Thursday, February 08, 2007

D. R. Davies XV: Spainish Disillusionment

Davies went to Bilbao with the Dean of Canterbury and Professor Macmurray. He was impressed with the regional government, especially with its youth. However, what Davies saw of the fighting sickened him. Like the rest of the left in Britain, he had seen the conflict in Manicaean terms, yet when he saw the death and suffering, he came to see that both sides were human. Already concerned about Stalin's show-trials, his Spanish experience finally killed off D. R. Davies' humanism:

"When I set out for Spain," he later reflected, "I was more than half-way to the conclusion that man was inescapably corrupt, that Utopia was beyond his power, and when in Spain I saw the horror and tragedy and bestiality of man, I was rapidly driven the rest of the way. On my journey to Spain I possessed a dying faith. On my return I brought back a corpse. Within a few months despair had made my life an insupportable burden."

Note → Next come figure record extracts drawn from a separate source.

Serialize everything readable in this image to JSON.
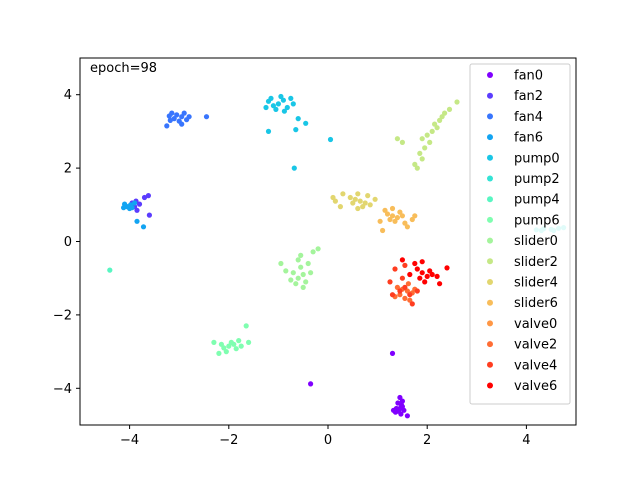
{
  "chart_data": {
    "type": "scatter",
    "annotation": "epoch=98",
    "xlim": [
      -5,
      5
    ],
    "ylim": [
      -5,
      5
    ],
    "xticks": [
      -4,
      -2,
      0,
      2,
      4
    ],
    "yticks": [
      -4,
      -2,
      0,
      2,
      4
    ],
    "xtick_labels": [
      "−4",
      "−2",
      "0",
      "2",
      "4"
    ],
    "ytick_labels": [
      "−4",
      "−2",
      "0",
      "2",
      "4"
    ],
    "grid": false,
    "legend_position": "upper right",
    "series": [
      {
        "name": "fan0",
        "color": "#8000ff",
        "points": [
          [
            1.45,
            -4.55
          ],
          [
            1.48,
            -4.45
          ],
          [
            1.42,
            -4.62
          ],
          [
            1.5,
            -4.5
          ],
          [
            1.38,
            -4.55
          ],
          [
            1.47,
            -4.7
          ],
          [
            1.53,
            -4.6
          ],
          [
            1.41,
            -4.4
          ],
          [
            1.5,
            -4.35
          ],
          [
            1.45,
            -4.25
          ],
          [
            1.36,
            -4.65
          ],
          [
            1.6,
            -4.75
          ],
          [
            1.32,
            -4.6
          ],
          [
            1.3,
            -3.05
          ],
          [
            -0.35,
            -3.88
          ]
        ]
      },
      {
        "name": "fan2",
        "color": "#5b3cfe",
        "points": [
          [
            -3.95,
            1.05
          ],
          [
            -3.87,
            1.1
          ],
          [
            -3.8,
            1.02
          ],
          [
            -3.7,
            1.2
          ],
          [
            -3.62,
            1.25
          ],
          [
            -3.9,
            0.95
          ],
          [
            -3.6,
            0.72
          ],
          [
            -3.85,
            0.85
          ]
        ]
      },
      {
        "name": "fan4",
        "color": "#3875fd",
        "points": [
          [
            -3.05,
            3.45
          ],
          [
            -2.95,
            3.4
          ],
          [
            -3.15,
            3.5
          ],
          [
            -2.85,
            3.32
          ],
          [
            -3.1,
            3.35
          ],
          [
            -2.9,
            3.5
          ],
          [
            -3.2,
            3.42
          ],
          [
            -3.0,
            3.28
          ],
          [
            -2.8,
            3.4
          ],
          [
            -3.18,
            3.3
          ],
          [
            -3.25,
            3.15
          ],
          [
            -2.95,
            3.2
          ],
          [
            -2.45,
            3.4
          ]
        ]
      },
      {
        "name": "fan6",
        "color": "#12a4f2",
        "points": [
          [
            -4.05,
            0.95
          ],
          [
            -3.95,
            0.92
          ],
          [
            -4.1,
            1.02
          ],
          [
            -3.98,
            1.0
          ],
          [
            -4.0,
            0.9
          ],
          [
            -3.9,
            1.05
          ],
          [
            -4.12,
            0.92
          ],
          [
            -3.85,
            0.55
          ],
          [
            -3.72,
            0.4
          ]
        ]
      },
      {
        "name": "pump0",
        "color": "#19c6e6",
        "points": [
          [
            -1.0,
            3.75
          ],
          [
            -0.9,
            3.85
          ],
          [
            -1.1,
            3.7
          ],
          [
            -0.82,
            3.65
          ],
          [
            -0.95,
            3.95
          ],
          [
            -1.2,
            3.82
          ],
          [
            -0.7,
            3.75
          ],
          [
            -1.05,
            3.6
          ],
          [
            -0.88,
            3.55
          ],
          [
            -1.15,
            3.9
          ],
          [
            -0.75,
            3.9
          ],
          [
            -1.25,
            3.65
          ],
          [
            -1.2,
            3.0
          ],
          [
            -0.65,
            3.05
          ],
          [
            -0.6,
            3.35
          ],
          [
            -0.45,
            3.22
          ],
          [
            -0.68,
            2.0
          ],
          [
            0.05,
            2.78
          ]
        ]
      },
      {
        "name": "pump2",
        "color": "#34e3d5",
        "points": [
          [
            4.35,
            0.35
          ],
          [
            4.5,
            0.33
          ],
          [
            4.65,
            0.36
          ],
          [
            4.2,
            0.32
          ],
          [
            4.55,
            0.3
          ],
          [
            4.75,
            0.38
          ],
          [
            4.3,
            0.3
          ]
        ]
      },
      {
        "name": "pump4",
        "color": "#58f6c2",
        "points": [
          [
            -4.4,
            -0.78
          ]
        ]
      },
      {
        "name": "pump6",
        "color": "#7ffeb0",
        "points": [
          [
            -2.0,
            -2.85
          ],
          [
            -1.9,
            -2.8
          ],
          [
            -2.1,
            -2.9
          ],
          [
            -1.85,
            -2.92
          ],
          [
            -1.95,
            -2.75
          ],
          [
            -2.15,
            -2.8
          ],
          [
            -1.75,
            -2.85
          ],
          [
            -2.05,
            -3.0
          ],
          [
            -1.8,
            -2.7
          ],
          [
            -1.6,
            -2.75
          ],
          [
            -1.65,
            -2.3
          ],
          [
            -2.3,
            -2.75
          ],
          [
            -2.2,
            -3.05
          ]
        ]
      },
      {
        "name": "slider0",
        "color": "#a4f49c",
        "points": [
          [
            -0.6,
            -1.0
          ],
          [
            -0.5,
            -0.9
          ],
          [
            -0.7,
            -0.85
          ],
          [
            -0.45,
            -1.1
          ],
          [
            -0.65,
            -1.15
          ],
          [
            -0.55,
            -0.7
          ],
          [
            -0.4,
            -0.6
          ],
          [
            -0.75,
            -1.05
          ],
          [
            -0.5,
            -1.25
          ],
          [
            -0.35,
            -0.85
          ],
          [
            -0.85,
            -0.8
          ],
          [
            -0.6,
            -0.5
          ],
          [
            -0.2,
            -0.2
          ],
          [
            -0.3,
            -0.28
          ],
          [
            -0.55,
            -0.38
          ],
          [
            -0.95,
            -0.6
          ]
        ]
      },
      {
        "name": "slider2",
        "color": "#c5e886",
        "points": [
          [
            2.0,
            2.9
          ],
          [
            2.1,
            3.0
          ],
          [
            1.9,
            2.8
          ],
          [
            2.2,
            3.1
          ],
          [
            2.05,
            2.7
          ],
          [
            1.95,
            2.55
          ],
          [
            2.25,
            3.3
          ],
          [
            1.85,
            2.4
          ],
          [
            2.35,
            3.5
          ],
          [
            2.15,
            3.2
          ],
          [
            1.75,
            2.1
          ],
          [
            2.45,
            3.6
          ],
          [
            1.9,
            2.25
          ],
          [
            1.5,
            2.7
          ],
          [
            1.4,
            2.8
          ],
          [
            2.6,
            3.8
          ],
          [
            2.3,
            3.4
          ],
          [
            1.8,
            2.0
          ]
        ]
      },
      {
        "name": "slider4",
        "color": "#e2d66f",
        "points": [
          [
            0.65,
            1.1
          ],
          [
            0.75,
            1.05
          ],
          [
            0.55,
            1.15
          ],
          [
            0.8,
            1.25
          ],
          [
            0.7,
            0.95
          ],
          [
            0.5,
            1.05
          ],
          [
            0.85,
            1.0
          ],
          [
            0.6,
            1.3
          ],
          [
            0.45,
            1.2
          ],
          [
            0.3,
            1.3
          ],
          [
            0.15,
            1.1
          ],
          [
            0.95,
            1.15
          ],
          [
            0.6,
            0.9
          ],
          [
            0.25,
            0.95
          ],
          [
            0.1,
            1.2
          ]
        ]
      },
      {
        "name": "slider6",
        "color": "#f8bd5a",
        "points": [
          [
            1.3,
            0.7
          ],
          [
            1.4,
            0.65
          ],
          [
            1.2,
            0.75
          ],
          [
            1.45,
            0.8
          ],
          [
            1.35,
            0.55
          ],
          [
            1.25,
            0.6
          ],
          [
            1.5,
            0.7
          ],
          [
            1.15,
            0.85
          ],
          [
            1.55,
            0.5
          ],
          [
            1.6,
            0.4
          ],
          [
            1.3,
            0.9
          ],
          [
            1.7,
            0.6
          ],
          [
            1.75,
            0.7
          ],
          [
            1.05,
            0.55
          ],
          [
            1.1,
            0.3
          ]
        ]
      },
      {
        "name": "valve0",
        "color": "#ff9745",
        "points": []
      },
      {
        "name": "valve2",
        "color": "#ff6d34",
        "points": [
          [
            1.6,
            -1.35
          ],
          [
            1.5,
            -1.3
          ],
          [
            1.7,
            -1.4
          ],
          [
            1.45,
            -1.45
          ],
          [
            1.62,
            -1.15
          ],
          [
            1.55,
            -1.55
          ],
          [
            1.75,
            -1.3
          ],
          [
            1.4,
            -1.25
          ],
          [
            1.65,
            -1.6
          ],
          [
            1.35,
            -1.5
          ]
        ]
      },
      {
        "name": "valve4",
        "color": "#ff3d20",
        "points": [
          [
            1.55,
            -1.25
          ],
          [
            1.65,
            -1.45
          ],
          [
            1.45,
            -1.35
          ],
          [
            1.35,
            -0.75
          ],
          [
            1.55,
            -0.65
          ],
          [
            1.8,
            -1.35
          ],
          [
            1.7,
            -1.7
          ],
          [
            1.5,
            -1.0
          ],
          [
            1.25,
            -1.1
          ],
          [
            1.3,
            -1.45
          ]
        ]
      },
      {
        "name": "valve6",
        "color": "#ff0000",
        "points": [
          [
            1.9,
            -0.85
          ],
          [
            2.0,
            -0.95
          ],
          [
            1.85,
            -1.0
          ],
          [
            2.05,
            -0.8
          ],
          [
            1.95,
            -1.1
          ],
          [
            1.8,
            -0.75
          ],
          [
            2.1,
            -0.9
          ],
          [
            1.75,
            -0.6
          ],
          [
            1.9,
            -0.55
          ],
          [
            2.2,
            -0.95
          ],
          [
            1.65,
            -0.9
          ],
          [
            1.5,
            -0.5
          ],
          [
            2.4,
            -0.72
          ],
          [
            2.25,
            -1.15
          ]
        ]
      }
    ]
  }
}
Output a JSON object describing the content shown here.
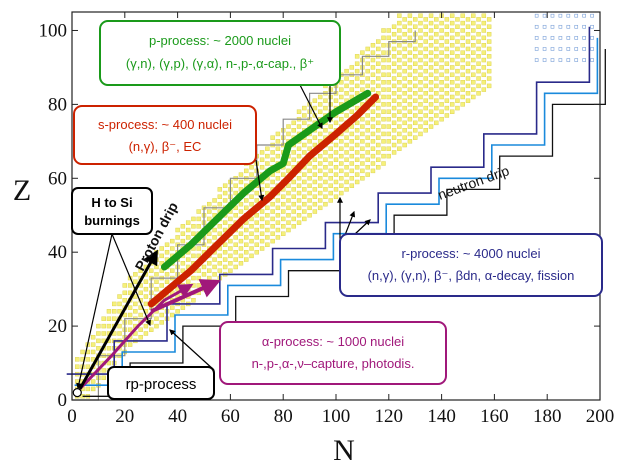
{
  "chart_data": {
    "type": "scatter",
    "title": "",
    "xlabel": "N",
    "ylabel": "Z",
    "xlim": [
      0,
      200
    ],
    "ylim": [
      0,
      105
    ],
    "xticks": [
      "0",
      "20",
      "40",
      "60",
      "80",
      "100",
      "120",
      "140",
      "160",
      "180",
      "200"
    ],
    "yticks": [
      "0",
      "20",
      "40",
      "60",
      "80",
      "100"
    ],
    "colors": {
      "p_process": "#1a9a1a",
      "s_process": "#cc2200",
      "r_process": "#2a2a8a",
      "alpha_process": "#a0187a",
      "stable_band": "#f5f07a",
      "proton_drip": "#888888",
      "neutron_drip": "#1a8adc"
    },
    "annotations": {
      "p_process": {
        "line1": "p-process: ~ 2000 nuclei",
        "line2": "(γ,n), (γ,p), (γ,α), n-,p-,α-cap., β⁺"
      },
      "s_process": {
        "line1": "s-process: ~ 400 nuclei",
        "line2": "(n,γ), β⁻, EC"
      },
      "h_si": {
        "line1": "H to Si",
        "line2": "burnings"
      },
      "r_process": {
        "line1": "r-process: ~ 4000 nuclei",
        "line2": "(n,γ), (γ,n), β⁻, βdn, α-decay, fission"
      },
      "alpha_process": {
        "line1": "α-process: ~ 1000 nuclei",
        "line2": "n-,p-,α-,ν–capture, photodis."
      },
      "rp_process": {
        "line1": "rp-process"
      },
      "proton_drip": "Proton drip",
      "neutron_drip": "neutron drip"
    },
    "paths": {
      "s_process": [
        [
          30,
          26
        ],
        [
          45,
          35
        ],
        [
          55,
          42
        ],
        [
          65,
          49
        ],
        [
          75,
          55
        ],
        [
          82,
          60
        ],
        [
          90,
          66
        ],
        [
          100,
          72
        ],
        [
          108,
          77
        ],
        [
          115,
          82
        ]
      ],
      "p_process": [
        [
          35,
          36
        ],
        [
          45,
          42
        ],
        [
          55,
          49
        ],
        [
          65,
          56
        ],
        [
          75,
          62
        ],
        [
          80,
          64
        ],
        [
          82,
          69
        ],
        [
          90,
          73
        ],
        [
          100,
          78
        ],
        [
          112,
          83
        ]
      ],
      "alpha_process": [
        [
          30,
          24
        ],
        [
          40,
          28
        ],
        [
          55,
          32
        ]
      ],
      "rp_process": [
        [
          3,
          3
        ],
        [
          15,
          12
        ],
        [
          25,
          20
        ],
        [
          35,
          27
        ],
        [
          45,
          31
        ]
      ],
      "h_si_arrow": [
        [
          3,
          3
        ],
        [
          32,
          40
        ]
      ],
      "proton_drip_line": [
        [
          0,
          0
        ],
        [
          10,
          12
        ],
        [
          20,
          22
        ],
        [
          30,
          33
        ],
        [
          40,
          42
        ],
        [
          50,
          52
        ],
        [
          60,
          60
        ],
        [
          70,
          69
        ],
        [
          80,
          76
        ],
        [
          90,
          83
        ],
        [
          100,
          88
        ],
        [
          110,
          93
        ],
        [
          120,
          97
        ],
        [
          130,
          100
        ]
      ],
      "neutron_drip_line": [
        [
          2,
          1
        ],
        [
          20,
          10
        ],
        [
          40,
          20
        ],
        [
          60,
          28
        ],
        [
          80,
          35
        ],
        [
          100,
          42
        ],
        [
          120,
          50
        ],
        [
          140,
          57
        ],
        [
          160,
          66
        ],
        [
          180,
          80
        ],
        [
          200,
          95
        ]
      ]
    }
  }
}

Davies spoke at fund-raising meetings for the cause of the Spanish Republicans, using his powerful oratorical abilities for the cause. But his heart was no longer in it. In the August of 1937, Davies resolved to take a holiday at a place redolent with childhood memories, Southerndown in the Vale of Glamorgan. His world was a wreck, his marriage on the rocks, and now he had lost his faith in humanity. Davies could see no way ahead, nor could he feel any comfort. No-one, it seemed, cared for his soul.